Mientras, Gehry iba soñando el edificio. Analizaba la dificultad del solar, encajado entre la ría, sobrevolado por el puente de la Salve. Quería que fuera «muy Bilbao, muy vasco, esa dureza que yo encontraba tan atractiva». Debía salir de la negrura de la ría. El gigante del Nervión emerge de las aguas como una nave espacial fragmentada en piezas que van a salir volando con el viento del Cantábrico, suerte de proyección de una Osa Mayor terrestre hecha de cintas de titanio.
Después de haber subido los montes que rodean Bilbao y haber señalado el emplazamiento exacto del museo, Gehry mira el lugar en el que se levantará el museo, esta vez desde lo alto de su cuarto del hotel. Empieza el viaje desde la cabeza a la tinta, de la tinta al titanio. Su trabajo es, como tantas veces, intuitivo. Es entonces cuando aún sobre un papel, con el membrete del Hotel López de Haro, produce sus primeros garabatos.
Bilbao, en acero
Bilbao era pionera en la construcción de barcos de vela con casco de acero. La industria de naval se basaba en el acero. El museo de Gehry recuerda a un velero futurista flotando sobre la ría con todas sus velas desplegadas. Según la hora del día, las nubes, la lluvia, la noche o el sol, el edificio gira de los tonos dorados a los plateados. Es el efecto del titanio.

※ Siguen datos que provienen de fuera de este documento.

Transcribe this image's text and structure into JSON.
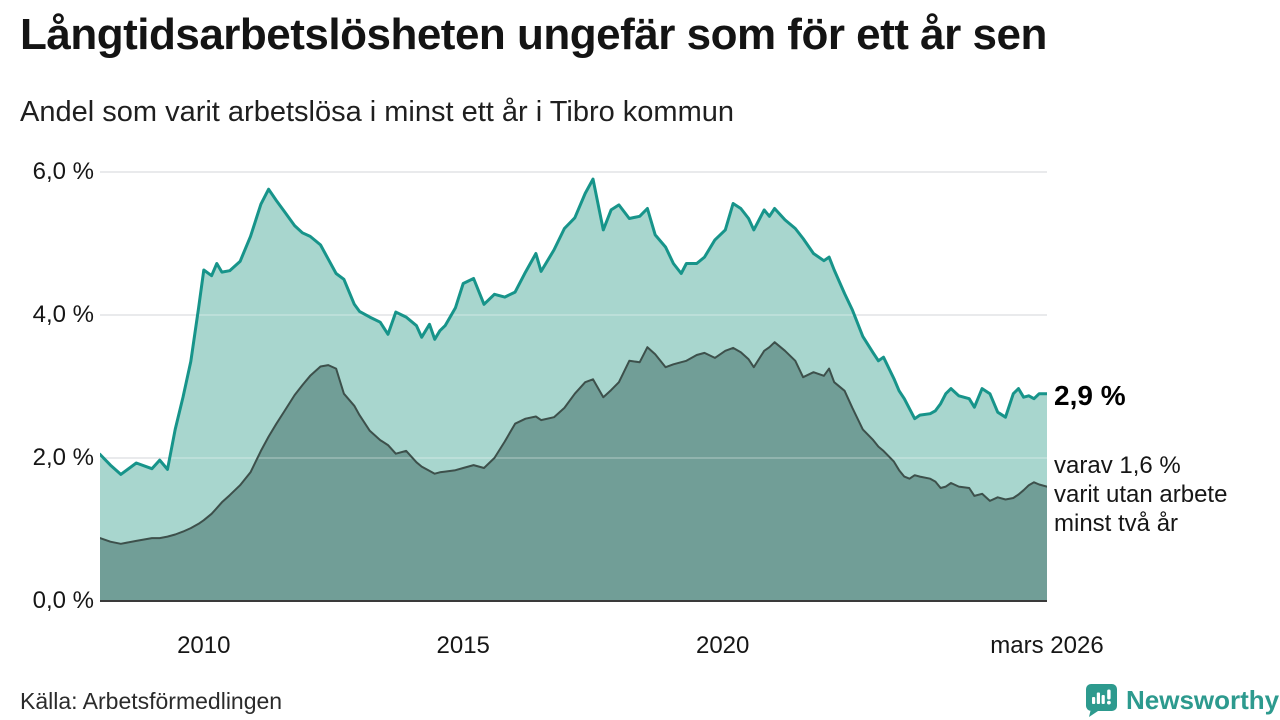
{
  "header": {
    "title": "Långtidsarbetslösheten ungefär som för ett år sen",
    "subtitle": "Andel som varit arbetslösa i minst ett år i Tibro kommun"
  },
  "annotations": {
    "latest_total": "2,9 %",
    "detail_lines": [
      "varav 1,6 %",
      "varit utan arbete",
      "minst två år"
    ]
  },
  "footer": {
    "source": "Källa: Arbetsförmedlingen",
    "brand": "Newsworthy",
    "brand_icon": "newsworthy-speech-bubble-bar-chart-icon",
    "brand_color": "#2d9a8e"
  },
  "chart_data": {
    "type": "area",
    "title": "Långtidsarbetslösheten ungefär som för ett år sen",
    "subtitle": "Andel som varit arbetslösa i minst ett år i Tibro kommun",
    "xlabel": "",
    "ylabel": "",
    "grid": true,
    "legend_position": "none",
    "x_domain": [
      2008,
      2026.25
    ],
    "y_domain": [
      0,
      6.2
    ],
    "x_ticks": [
      {
        "value": 2010,
        "label": "2010"
      },
      {
        "value": 2015,
        "label": "2015"
      },
      {
        "value": 2020,
        "label": "2020"
      },
      {
        "value": 2026.25,
        "label": "mars 2026"
      }
    ],
    "y_ticks": [
      {
        "value": 0,
        "label": "0,0 %"
      },
      {
        "value": 2,
        "label": "2,0 %"
      },
      {
        "value": 4,
        "label": "4,0 %"
      },
      {
        "value": 6,
        "label": "6,0 %"
      }
    ],
    "series": [
      {
        "id": "unemployed-at-least-one-year",
        "end_value_label": "2,9 %",
        "stroke": "#17948a",
        "fill": "#a8d6ce",
        "stroke_width": 3
      },
      {
        "id": "unemployed-at-least-two-years",
        "end_value_label": "1,6 %",
        "stroke": "#3d504b",
        "fill": "#719e97",
        "stroke_width": 2
      }
    ],
    "gridline_color": "#d9dade",
    "axis_line_color": "#3a3a3a",
    "points": [
      [
        2008.0,
        2.05,
        0.88
      ],
      [
        2008.2,
        1.9,
        0.83
      ],
      [
        2008.4,
        1.77,
        0.8
      ],
      [
        2008.7,
        1.93,
        0.84
      ],
      [
        2009.0,
        1.85,
        0.88
      ],
      [
        2009.15,
        1.97,
        0.88
      ],
      [
        2009.3,
        1.84,
        0.9
      ],
      [
        2009.45,
        2.4,
        0.93
      ],
      [
        2009.6,
        2.85,
        0.97
      ],
      [
        2009.75,
        3.35,
        1.02
      ],
      [
        2009.9,
        4.1,
        1.08
      ],
      [
        2010.0,
        4.63,
        1.13
      ],
      [
        2010.15,
        4.55,
        1.22
      ],
      [
        2010.25,
        4.72,
        1.3
      ],
      [
        2010.35,
        4.6,
        1.38
      ],
      [
        2010.5,
        4.62,
        1.48
      ],
      [
        2010.7,
        4.75,
        1.62
      ],
      [
        2010.9,
        5.1,
        1.8
      ],
      [
        2011.1,
        5.55,
        2.1
      ],
      [
        2011.25,
        5.76,
        2.3
      ],
      [
        2011.4,
        5.6,
        2.48
      ],
      [
        2011.55,
        5.45,
        2.65
      ],
      [
        2011.75,
        5.25,
        2.88
      ],
      [
        2011.9,
        5.15,
        3.02
      ],
      [
        2012.05,
        5.1,
        3.15
      ],
      [
        2012.25,
        4.98,
        3.28
      ],
      [
        2012.4,
        4.78,
        3.3
      ],
      [
        2012.55,
        4.58,
        3.25
      ],
      [
        2012.7,
        4.5,
        2.9
      ],
      [
        2012.9,
        4.15,
        2.73
      ],
      [
        2013.0,
        4.05,
        2.6
      ],
      [
        2013.2,
        3.97,
        2.38
      ],
      [
        2013.4,
        3.9,
        2.25
      ],
      [
        2013.55,
        3.73,
        2.18
      ],
      [
        2013.7,
        4.04,
        2.06
      ],
      [
        2013.9,
        3.97,
        2.1
      ],
      [
        2014.1,
        3.85,
        1.94
      ],
      [
        2014.2,
        3.69,
        1.88
      ],
      [
        2014.35,
        3.87,
        1.82
      ],
      [
        2014.45,
        3.66,
        1.78
      ],
      [
        2014.55,
        3.78,
        1.8
      ],
      [
        2014.65,
        3.85,
        1.81
      ],
      [
        2014.85,
        4.1,
        1.83
      ],
      [
        2015.0,
        4.44,
        1.86
      ],
      [
        2015.2,
        4.51,
        1.9
      ],
      [
        2015.4,
        4.15,
        1.86
      ],
      [
        2015.6,
        4.29,
        2.0
      ],
      [
        2015.8,
        4.25,
        2.23
      ],
      [
        2016.0,
        4.32,
        2.48
      ],
      [
        2016.2,
        4.6,
        2.55
      ],
      [
        2016.4,
        4.86,
        2.58
      ],
      [
        2016.5,
        4.61,
        2.53
      ],
      [
        2016.75,
        4.91,
        2.57
      ],
      [
        2016.95,
        5.21,
        2.7
      ],
      [
        2017.15,
        5.36,
        2.9
      ],
      [
        2017.35,
        5.7,
        3.06
      ],
      [
        2017.5,
        5.9,
        3.1
      ],
      [
        2017.7,
        5.19,
        2.85
      ],
      [
        2017.85,
        5.47,
        2.95
      ],
      [
        2018.0,
        5.54,
        3.06
      ],
      [
        2018.2,
        5.35,
        3.36
      ],
      [
        2018.4,
        5.38,
        3.34
      ],
      [
        2018.55,
        5.49,
        3.55
      ],
      [
        2018.7,
        5.12,
        3.45
      ],
      [
        2018.9,
        4.95,
        3.27
      ],
      [
        2019.05,
        4.72,
        3.31
      ],
      [
        2019.2,
        4.58,
        3.34
      ],
      [
        2019.3,
        4.72,
        3.36
      ],
      [
        2019.5,
        4.72,
        3.44
      ],
      [
        2019.65,
        4.81,
        3.47
      ],
      [
        2019.85,
        5.05,
        3.4
      ],
      [
        2020.05,
        5.19,
        3.5
      ],
      [
        2020.2,
        5.56,
        3.54
      ],
      [
        2020.35,
        5.49,
        3.48
      ],
      [
        2020.5,
        5.35,
        3.38
      ],
      [
        2020.6,
        5.19,
        3.27
      ],
      [
        2020.8,
        5.47,
        3.5
      ],
      [
        2020.9,
        5.38,
        3.55
      ],
      [
        2021.0,
        5.49,
        3.62
      ],
      [
        2021.2,
        5.33,
        3.5
      ],
      [
        2021.4,
        5.21,
        3.36
      ],
      [
        2021.55,
        5.07,
        3.13
      ],
      [
        2021.75,
        4.86,
        3.2
      ],
      [
        2021.95,
        4.76,
        3.15
      ],
      [
        2022.05,
        4.81,
        3.25
      ],
      [
        2022.15,
        4.63,
        3.06
      ],
      [
        2022.35,
        4.3,
        2.94
      ],
      [
        2022.5,
        4.07,
        2.7
      ],
      [
        2022.7,
        3.7,
        2.4
      ],
      [
        2022.9,
        3.47,
        2.25
      ],
      [
        2023.0,
        3.36,
        2.16
      ],
      [
        2023.1,
        3.41,
        2.1
      ],
      [
        2023.3,
        3.11,
        1.95
      ],
      [
        2023.4,
        2.94,
        1.83
      ],
      [
        2023.5,
        2.83,
        1.74
      ],
      [
        2023.6,
        2.69,
        1.71
      ],
      [
        2023.7,
        2.55,
        1.76
      ],
      [
        2023.8,
        2.6,
        1.74
      ],
      [
        2024.0,
        2.62,
        1.71
      ],
      [
        2024.1,
        2.66,
        1.67
      ],
      [
        2024.2,
        2.76,
        1.58
      ],
      [
        2024.3,
        2.9,
        1.6
      ],
      [
        2024.4,
        2.97,
        1.65
      ],
      [
        2024.55,
        2.87,
        1.6
      ],
      [
        2024.75,
        2.83,
        1.58
      ],
      [
        2024.85,
        2.71,
        1.47
      ],
      [
        2025.0,
        2.97,
        1.5
      ],
      [
        2025.15,
        2.9,
        1.4
      ],
      [
        2025.3,
        2.64,
        1.45
      ],
      [
        2025.45,
        2.57,
        1.42
      ],
      [
        2025.6,
        2.9,
        1.44
      ],
      [
        2025.7,
        2.97,
        1.49
      ],
      [
        2025.8,
        2.85,
        1.55
      ],
      [
        2025.9,
        2.87,
        1.62
      ],
      [
        2026.0,
        2.83,
        1.66
      ],
      [
        2026.1,
        2.9,
        1.63
      ],
      [
        2026.25,
        2.9,
        1.6
      ]
    ]
  }
}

A Gehry le gusta decir que muchas de «sus locuras» son homenaje a Don Quijote
Bilbao fue, en un principio, proyectado en acero inoxidable. Pero todas las pruebas y maquetas que se elaboraron después de los dibujos no daban bien en los días nublados. Contra el cielo gris, el acero inoxidable moría en tonos mates y oscuros. De vuelta a California, Gehry encontró un trozo de titanio en su estudio que colgó al aire libre, cuando el efecto de la lluvia lo volvió dorado, tal y como sucede en Bilbao. Ese metal sí «transmitía sentimiento».
Con el Guggenheim, Gehry quiso ofrecer a la ciudad un edifico nuevo, respetuoso, que se integrará en su propia Historia y en su geografía pero que tuviera una impronta distinta. Que ennobleciera la ciudad y proyectó un icono. «Creo que las comunidades anhelan una identidad. Los edificios tienen una identidad en la Historia. El efecto Partenón ha durado en Atenas durante más de 24 siglos. El de San Pedro en Roma ha perdurado durante algo más de cinco. La gente se identifica con los edificios y vuelve a ellos». Le hubiera gustado quedarse en Bilbao, contribuir al nuevo diseño para los márgenes de la ría. Tenía las ideas claras, pero no se contó con él. Gehry dejó parte de su corazón en Bilbao. Años más tarde, mirando aquellos primeros dibujos se sorprende a sí mismo: «Uno podrá reconocer la firma: al final este edificio sale de mí. Pero esto es distinto a todo cuanto he hecho». Quizás sea eso.